Planladığım üçüncü kitap ise bana şu anda tamamen yabancı olan bir konu ile ilgili. bu çalışma şu anda kafamda ‘estetize edilmiş rafine minimalizm’ gibi ağdalı bir cümleyle kafamda canlandırdığım Japon sanatı üzerine olacak.
Bunun için öğrenme sürem diğer kitaplardan daha uzun olacağından bitirmeye vaktim olup olmayacağı şüpheli. Riski azaltmak için japon kültürü hakkında okumalara şimdiden başladım. Not defterlerim de doluyor.
bu kültüre size nerdeyse ‘haydi canım sen de, olur mu öyle şey’ dedirtecek şekilde bir film seyrederken aşık olmaya başladım.
Tarantino’nun “Kill Bill” filminin sonunda Umma Thurman karakteri Hattori Hanzo’dan aldığı kılıç ile O-Ren İsimli adlı kadın ile bir Japon bahçesinde karşı karşıya kalır. Kar yağmakta olduğundan insanın içini huzurla dolduran bir ortam vardır. bahçede öyle bir huzur vardır ki neredeyse iki kadının vahşetini unutturacak kadar sakinlik veriyordu insanın içine.
japon bahçelerinin Batı alemindeki bahçelerin aksine bir özelliği de her mevsime özgü ayrı bir işlevselliği olmasıdır.
Dipsoman boyutu da bulunan merakım nedeniyle Japon bahçeleri hakkında neredeyse bir uzman kadar bilgim oldu.
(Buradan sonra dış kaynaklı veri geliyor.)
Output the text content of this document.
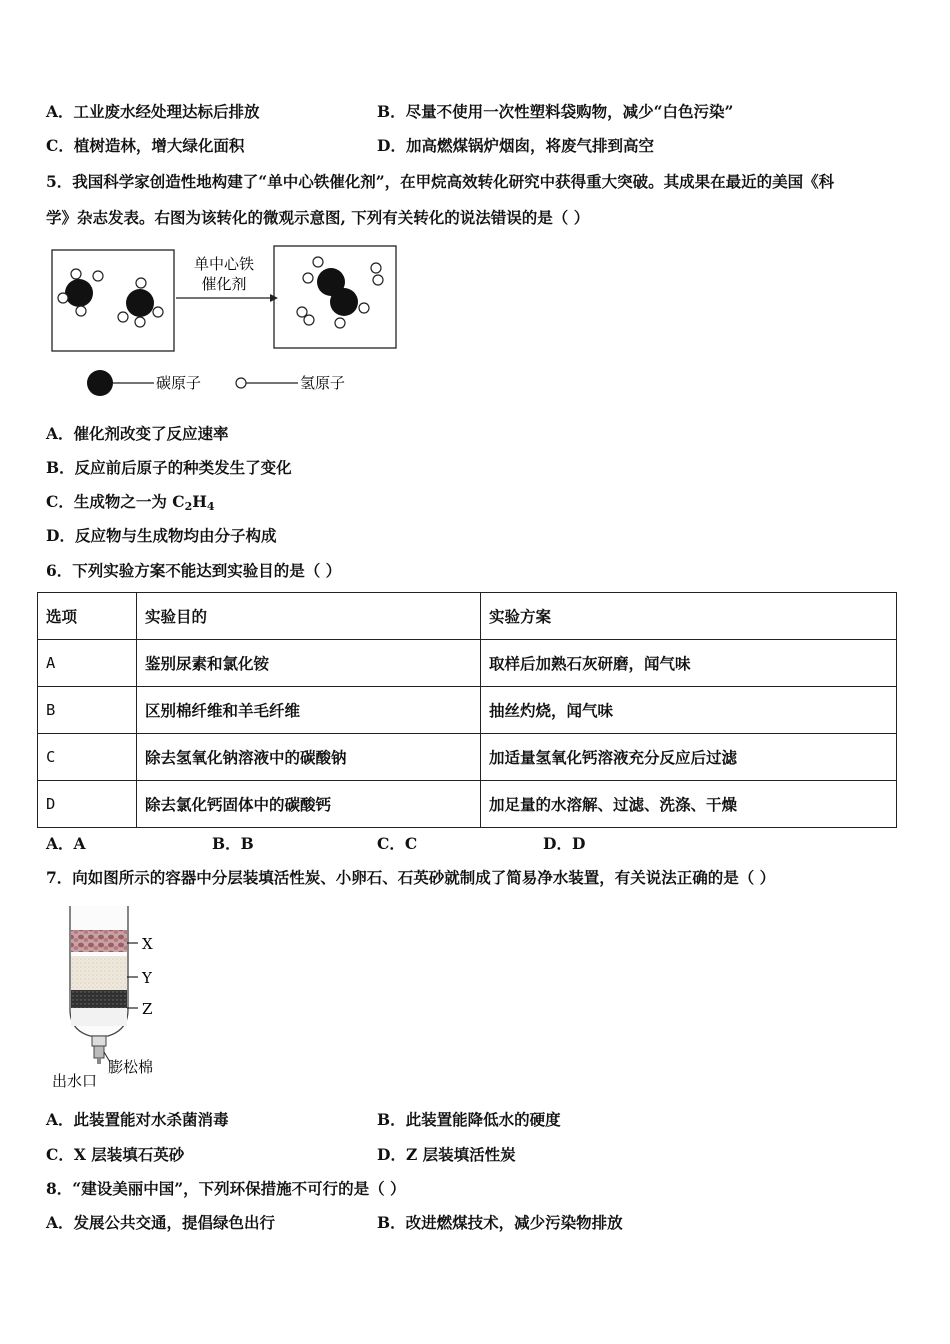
A．工业废水经处理达标后排放	B．尽量不使用一次性塑料袋购物，减少“白色污染”
C．植树造林，增大绿化面积	D．加高燃煤锅炉烟囱，将废气排到高空
5．我国科学家创造性地构建了“单中心铁催化剂”，在甲烷高效转化研究中获得重大突破。其成果在最近的美国《科
学》杂志发表。右图为该转化的微观示意图, 下列有关转化的说法错误的是（ ）
单中心铁
催化剂
碳原子	氢原子
A．催化剂改变了反应速率
B．反应前后原子的种类发生了变化
C．生成物之一为 $C_2H_4$
D．反应物与生成物均由分子构成
6．下列实验方案不能达到实验目的是（ ）
选项	实验目的	实验方案
A	鉴别尿素和氯化铵	取样后加熟石灰研磨，闻气味
B	区别棉纤维和羊毛纤维	抽丝灼烧，闻气味
C	除去氢氧化钠溶液中的碳酸钠	加适量氢氧化钙溶液充分反应后过滤
D	除去氯化钙固体中的碳酸钙	加足量的水溶解、过滤、洗涤、干燥
A．A	B．B	C．C	D．D
7．向如图所示的容器中分层装填活性炭、小卵石、石英砂就制成了简易净水装置，有关说法正确的是（ ）
X
Y
Z
膨松棉
出水口
A．此装置能对水杀菌消毒	B．此装置能降低水的硬度
C．X 层装填石英砂	D．Z 层装填活性炭
8．“建设美丽中国”，下列环保措施不可行的是（ ）
A．发展公共交通，提倡绿色出行	B．改进燃煤技术，减少污染物排放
Bahçesinden evlerin içine girdiğimde o da bir başka aleme açtı beni, japon evlerinin içinde de dışında da içimi huzurla dolduran bir şey vardı.
Junicchiro Tanizaki’nin ‘In Praise of Shadows’unu da okuyunca ev içi ışık akışında gölgelere verilen özel önemi de görüp bu kültüre uyan çalışma kavramı olarak ‘estetize edilmiş rafine minimalizmi’ düşünerek işe koyuldum.
şimdi bütün bu son anlattıklarımın başta anlattığım konuyla ne alakası olduğuna gelelim.
kültürü biraz anlamak için okudukça kısa okul eteği kıyafeti imajının mangalardan pornografiye her alanda yoğun kullanıldığını görüyordum. bahsettiğim filmde de vardı.
Japonlar hayatın hemen her dalında estetize edilmiş rafine bir minimalist duyarlılılığa sahip olsa da iş pornografiye gelince neredeyse kamikaze boyutunda bir abartıya gidiyorlar. bunu da ilerde eğer imkanım olursa incelemek için bir deftere not ettim ve sonra da Japonya’da öğrenci kızların giydikleri kıyafetin fetiş objesi olduğunu ve hatta porno endüstrisinde de yeri bulunduğunu bile bile bu kısa etekleri neden hala giymekte ısrarlı olduklarını merak edip inceledim.
bu kısacık etekler soğuk kış aylarında bile hatta daha da kısaltılarak giyiliyor Japonya’da. Bir ara acaba kızlar bir fetiş objesi olmaktan hoşlanıyorlar mı sorusunu sordum.
bir kısmı tabii ki öyle olabilirdi ama hepsinin kafasında bunun olacağını söylemek tabii ki anlamsızdı.
cevap başka yerde olmalıydı. Ve sonunda bir liseli kızın bu soruya cevap veren yazısını bir yayında buldum.
Japonya’da kızların okulların sosyal hiyerarşisinde daha üst düzeyde olabilmeleri ve okulda saygınlıkları olması için kısa etek kıyafet giymeleri gerektiği düşünülüyormuş.
kısa etek ve altında düşük soket çorap görünümlü bir genç kız kendine özgüvenin sembolü ve saygıyı hak eden kişilik olarak yorumlanıyormuş o kültürde.
kültürel ortam böyle olunca sorduğum sorunun yani genç kızlar fetiş objesi olduğunu bildikleri halde o kıyafetleri neden giymekte ısrarlıların cevabını da buldum.